Mais au début du XIXème siècle est une époque de renouvellement complet pour les instruments de la famille des bois. Le fameux facteur Théobald Boehm invente pour la flûte traversière un système de clés et de plateaux pour boucher plus facilement et efficacement les différents trous parfois difficilement accessibles aux doigts des musiciens. Un peu plus tard, des facteurs de hautbois se l
ancent dans l’aventure et transposent les principes de Boehm à la famille des anches doubles. Ces aménagements eurent des conséquences plus grandes qu’on ne pouvait se l’imaginer. Il fallait désormais un bois plus résistant pour soutenir cette « machinerie » et c’est l’ébène qui s’imposa jusqu’à nos jours comme un matériau idéal. Aujourd’hui, les recherches permettent de fabriquer d’excellents instruments en matériaux composites et le célèbre facteur Buffet Crampon, à la pointe de la technologie utilise 95% de poudre d’ébène, 5% de fibres de carbone et de résine époxy.

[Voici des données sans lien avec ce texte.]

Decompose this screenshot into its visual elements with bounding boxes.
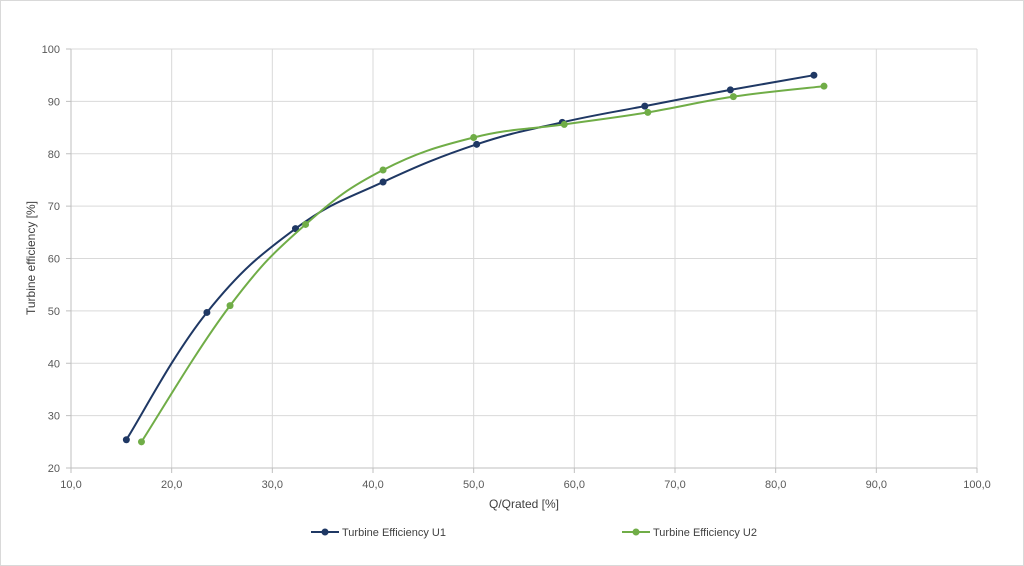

Britten, Métamorphoses pour hautbois solo, Narcisse
Tous ces progrès ont encore renforcé le succès du hautbois auprès des interprètes et des compositeurs. On le trouve désormais comme instrument de base des grands orchestres et il est bien rare qu’une symphonie ou un poème symphonique ne le mette pas en évidence à un moment ou l’autre. Son timbre particulier ne manque pas de toucher l’auditeur à chacune de ses interventions. Dans son traité d’orchestration, Hector Berlioz affirme que le hautbois est avant tout mélodique, qu’il possède un caractère agreste, plein de tendresse et même d’une certaine forme de timidité. Il poursuit en soulignant sa candeur, sa grâce naïve, sa douce joie ou l’évocation de la douleur d’un être faible. Son jeu le plus émouvant est le cantabile.
Le hautbois est considéré comme l’un des instruments les plus difficiles à jouer. Il demande une maîtrise exceptionnelle du souffle et de son dosage. Les pupitres des orchestres modernes comprennent essentiellement deux membres de la famille. Le hautbois en ut, qui est le plus habituel est souvent complété par le cor anglais en fa (souvent joué par le second ou le troisième hautboïste du pupitre. On trouve de temps en temps un hautbois d’amour en la, un peu plus grave que le hautbois et rarement un heckelphone (du nom de son inventeur, un certain Wilhelm Heckel) qui est un hautbois baryton (dans Salomé de Strauss ou les Planètes de Holst, par exemple).
Cor anglais
Le cor anglais en fa est beaucoup plus courant. Sa tessiture se situe à une quinte juste inférieure du hautbois habituel et sa facture est légèrement différente. Il est plus grand, et possède un pavillon en forme de bulbe. Son nom a fait couler beaucoup d’encre chez les musicologues. L’hypothèse la plus probable est qu’il résulte d’une confusion entre le terme « anglé » et le mot « anglais ». En effet, si vous observez son bocal, vous constaterez qu’il est courbé (à l’inverse de celui du hautbois qui est droit). Anciennement, la courbe était un angle. L’instrument était donc anglé, ce qui avec le temps et la déformation est devenu « anglais ». Mais il est aussi fort probable que le sa dénomination de cor est en rapport avec un instrument anglais de type cor de forme semi-circulaire. Mais il y a mieux : il pourrait aussi s’agir d’une confusion de traduction de « Engelisches Horn », devenu « Englisches Horn » par cor anglais alors que la traduction du vieil allemand serait « cor angélique » (engelisches = angélique). Toutes ces anecdotes, pour intéressantes qu’elles soient, ne sont rien par rapport à la sonorité de l’instrument, chaude, très mélancolique, bref l’une des plus émouvantes de tout l’orchestre.
Sibelius, Le Cygne de Tuonela tiré des Quatre légendes de Leminkainen
La famille des hautbois est bien l’une des plus séduisantes tant par sa richesse expressive que par sa capacité à colorer magnifiquement les ensembles instrumentaux.
Bel article !
Juste une petite précision, la partie du hautbois qui accueille l’anche est la piperelle. Le bocal est le tube que le basson et le cor anglais ajoutent entre le corps du haut et l’anche.